Certain Songs #938: Liz Phair – “Fuck and Run” | Medialoper

Album: Exile in Guyville
Year: 1993

Of course, part of the thing surrounding Exile in Guyville was Liz Phair utterly fearless openness about her sexuality. It wasn’t unprecedented, of course — Chrissie Hynde, among others wrote with the same fearlessness — but her explicitness did feel fresh.

And so you had a song like “Fuck and Run,” which not only had an explicit title — “fuck” is right there in the title, as a-verb-not-an-adjective — but woke up with Liz the morning after a one-night stand.

I woke up alarmed
I didn’t know where I was at first
Just that I woke up in your arms
And almost immediately I felt sorry
‘Cause I didn’t think this would happen again
No matter what I could do or say
Just that I didn’t think this would happen again
With or without my best intentions

And that’s the thing about the explicitness of a song like “Fuck and Run”: it’s not about using the world “fuck” as a song title, it’s more about how real and true the scenario feels. It’s the emotional explicitness. She was lonely and horny, and so she went out and got laid. And almost instantly regretted it.

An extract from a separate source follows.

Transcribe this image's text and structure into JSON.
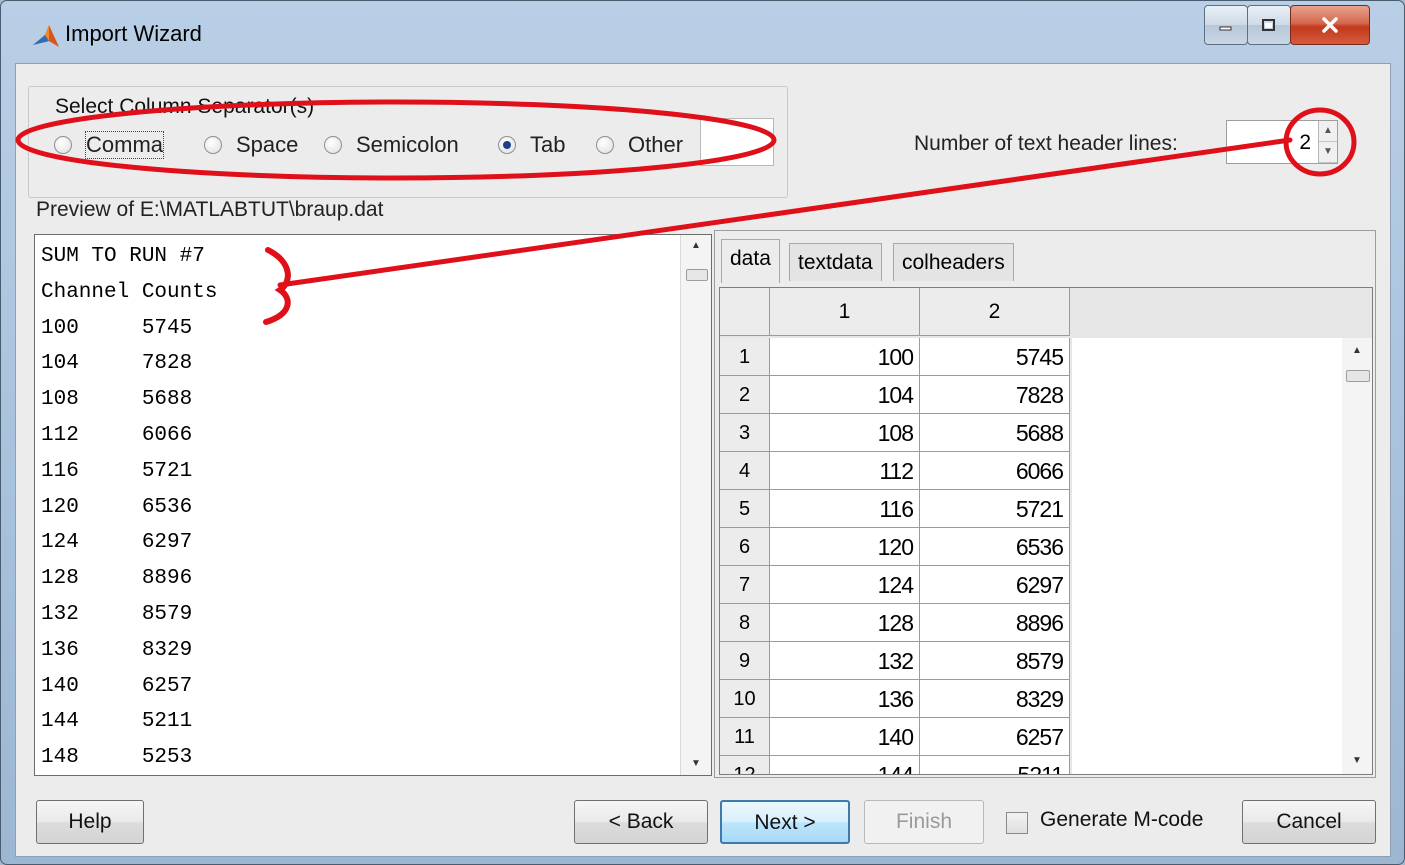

And whatever happened to a boyfriend
The kind of guy who tries to win you over?
And whatever happened to a boyfriend
The kind of guy who makes love ’cause he’s in it?

Because what she really wanted was a relationship, even though she also knew how corny that sounded.

And I want a boyfriend
I want a boyfriend
I want all that stupid old shit like letters and sodas
Letters and sodas

It was a conundrum: she wanted connection and companionship and sex, but she also derided it on some level. So she ended up repeating the same old patterns.

I can feel it in my bones
I’m gonna spend another year alone
It’s fuck and run, fuck and run
Even when I was seventeen
Fuck and run, fuck and run
Even when I was twelve

The music reflects this: “Fuck and Run” is perhaps the most musically simple song on the whole record — the guitars just chug along underneath her, and the drums almost never vary from the beat — as if any kind of complexity would distract from the story she was telling, the confession she was making.

But then again, the question is, who is doing the running? Is it Liz, is it the boys she’s with, or — most likely — is it both? She might want a boyfriend, but she’s not necessarily just going to settle for one. But still, she wants even temporary connection and companionship and sex, so she goes out and gets it. I think that, if you look at it from this standpoint “Fuck and Run” gets even deeper.